Il terremoto sull’isola di Ischia, con epicentro Casamicciola, deve necessariamente avviare una riflessione: quella sull’abusivismo edilizio e la gestione del territorio. Senza puntare il dito o individuare colpevoli, l’affermazione dei Sindaci dei Comuni di Ischia, secondo i quali “non c’è correlazione tra abusivismo e terremoto in quanto sono crollate anche case in regola”, ha una logica conseguenza: il territorio è a rischio, e quindi i vari vincoli urbanistici sono giustificati. Non solo. Il fatto che determinate case risultino sanate per legge non significa ovviamente che siano diventate sicure o possano considerarsi tutto d’un tratto a prova di sicurezza. Il contesto di illegalità e irregolarità, invece, sacrifica sempre la tutela del territorio sull’altare dei condoni e delle varianti urbanistiche.
Legambiente lancia da anni l’allarme su questa situazione. Nel periodico rapporto “Mare Mostrum” elabora i dati relativi ai reati che riguardano mare e coste. «E’ sempre la Campania a tenere salda anche la testa della classifica dell’illegalità nel ciclo del cemento costiero, – si legge nel rapporto del 2017 – con 764 infrazioni accertate dalle Capitanerie di porto e dalle altre forze dell’ordine, detiene sul suo territorio il 20,3% del totale dei reati. Primato che riguarda anche il numero delle persone denunciate, 855, e dei sequestri, 234». L’associazione raccoglie anche dei casi emblematici, irrisolti da anni. Questa la lista per il 2017: gli scheletri di Pizzo Sella a Palermo, il villaggio di Torre Mileto a Lesina in provincia di Foggia, le 35 ville nell’area archeologica di Capo Colonna, a Crotone, e le case abusive dell’Isola di Ischia.

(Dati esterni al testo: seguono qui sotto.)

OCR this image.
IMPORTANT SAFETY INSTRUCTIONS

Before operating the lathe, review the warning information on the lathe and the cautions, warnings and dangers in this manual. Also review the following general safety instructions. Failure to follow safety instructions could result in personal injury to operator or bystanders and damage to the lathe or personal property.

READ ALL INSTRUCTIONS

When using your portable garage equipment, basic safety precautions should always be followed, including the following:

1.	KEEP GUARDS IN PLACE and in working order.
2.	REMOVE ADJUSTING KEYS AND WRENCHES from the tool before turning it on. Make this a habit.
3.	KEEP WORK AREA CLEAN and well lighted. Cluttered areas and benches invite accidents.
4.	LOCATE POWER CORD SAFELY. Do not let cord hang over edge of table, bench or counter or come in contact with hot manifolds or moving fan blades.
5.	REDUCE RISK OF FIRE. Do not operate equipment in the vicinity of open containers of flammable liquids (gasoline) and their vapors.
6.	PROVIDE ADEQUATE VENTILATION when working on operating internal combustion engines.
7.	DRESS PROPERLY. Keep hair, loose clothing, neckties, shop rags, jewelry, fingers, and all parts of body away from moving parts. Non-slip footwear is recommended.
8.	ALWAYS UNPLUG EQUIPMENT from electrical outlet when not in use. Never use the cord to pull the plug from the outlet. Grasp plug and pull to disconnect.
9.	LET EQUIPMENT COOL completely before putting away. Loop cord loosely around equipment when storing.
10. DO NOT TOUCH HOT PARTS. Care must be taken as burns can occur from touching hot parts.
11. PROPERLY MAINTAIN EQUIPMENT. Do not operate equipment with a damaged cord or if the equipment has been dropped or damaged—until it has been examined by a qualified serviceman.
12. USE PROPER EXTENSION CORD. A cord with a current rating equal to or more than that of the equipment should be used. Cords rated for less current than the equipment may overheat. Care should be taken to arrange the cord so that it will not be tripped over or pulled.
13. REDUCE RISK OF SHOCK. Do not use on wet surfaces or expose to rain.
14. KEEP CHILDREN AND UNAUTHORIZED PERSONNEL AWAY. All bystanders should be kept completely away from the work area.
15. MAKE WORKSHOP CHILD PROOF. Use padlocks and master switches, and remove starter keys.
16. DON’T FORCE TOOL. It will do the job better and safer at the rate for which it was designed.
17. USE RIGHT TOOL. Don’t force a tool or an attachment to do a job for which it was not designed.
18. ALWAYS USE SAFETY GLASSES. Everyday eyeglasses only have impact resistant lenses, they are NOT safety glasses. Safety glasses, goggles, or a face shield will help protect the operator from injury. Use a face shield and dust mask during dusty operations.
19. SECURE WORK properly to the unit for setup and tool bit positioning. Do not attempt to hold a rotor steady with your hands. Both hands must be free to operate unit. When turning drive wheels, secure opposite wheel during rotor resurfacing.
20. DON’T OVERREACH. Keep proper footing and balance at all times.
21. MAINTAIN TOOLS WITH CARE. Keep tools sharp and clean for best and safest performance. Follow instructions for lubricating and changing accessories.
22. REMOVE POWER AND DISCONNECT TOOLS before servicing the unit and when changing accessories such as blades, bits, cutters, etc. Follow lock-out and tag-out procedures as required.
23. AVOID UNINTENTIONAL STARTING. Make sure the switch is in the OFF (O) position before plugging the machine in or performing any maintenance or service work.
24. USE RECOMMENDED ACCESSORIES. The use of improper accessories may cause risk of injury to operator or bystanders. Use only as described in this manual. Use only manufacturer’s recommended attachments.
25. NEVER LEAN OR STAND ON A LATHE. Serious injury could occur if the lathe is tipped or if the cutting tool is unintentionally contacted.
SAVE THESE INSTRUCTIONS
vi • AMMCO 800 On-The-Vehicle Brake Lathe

Il fenomeno è quindi diffuso, ma le conseguenze sono sempre puntuali, magari non direttamente correlabili alla causa, spesso distribuite in un ampio lasso di tempo. Ischia è già stata soggetta a terremoti, spesso in sequenze distribuite nell’arco di decenni (l’ultima in tutto l’800). Quindi si conoscono i limiti del territorio, la storia dovrebbe insegnarci ad affrontarne i rischi con coscienza, senza limitarci all’affermazione “Ma se la terra è mia, perché non ci posso costruire?”. La prevenzione manca, i manufatti abusivi non sono registrati, quindi le istituzioni non hanno un quadro completo sulla sicurezza del patrimonio edilizio. I danni ci saranno, senza preavviso, colpendo anche chi non ha commesso direttamente l’abuso, perché tutto il territorio ne è uscito indebolito e meno controllato. E la politica locale, come quella nazionale, non può rendersi complice e colpevole, avallando l’alibi dell’abusivismo “di necessità”, senza attuare scelte coraggiose per il bene dei cittadini attuali e futuri, solo per paura di perdere consensi. La politica si fa per il bene comune, non per i voti.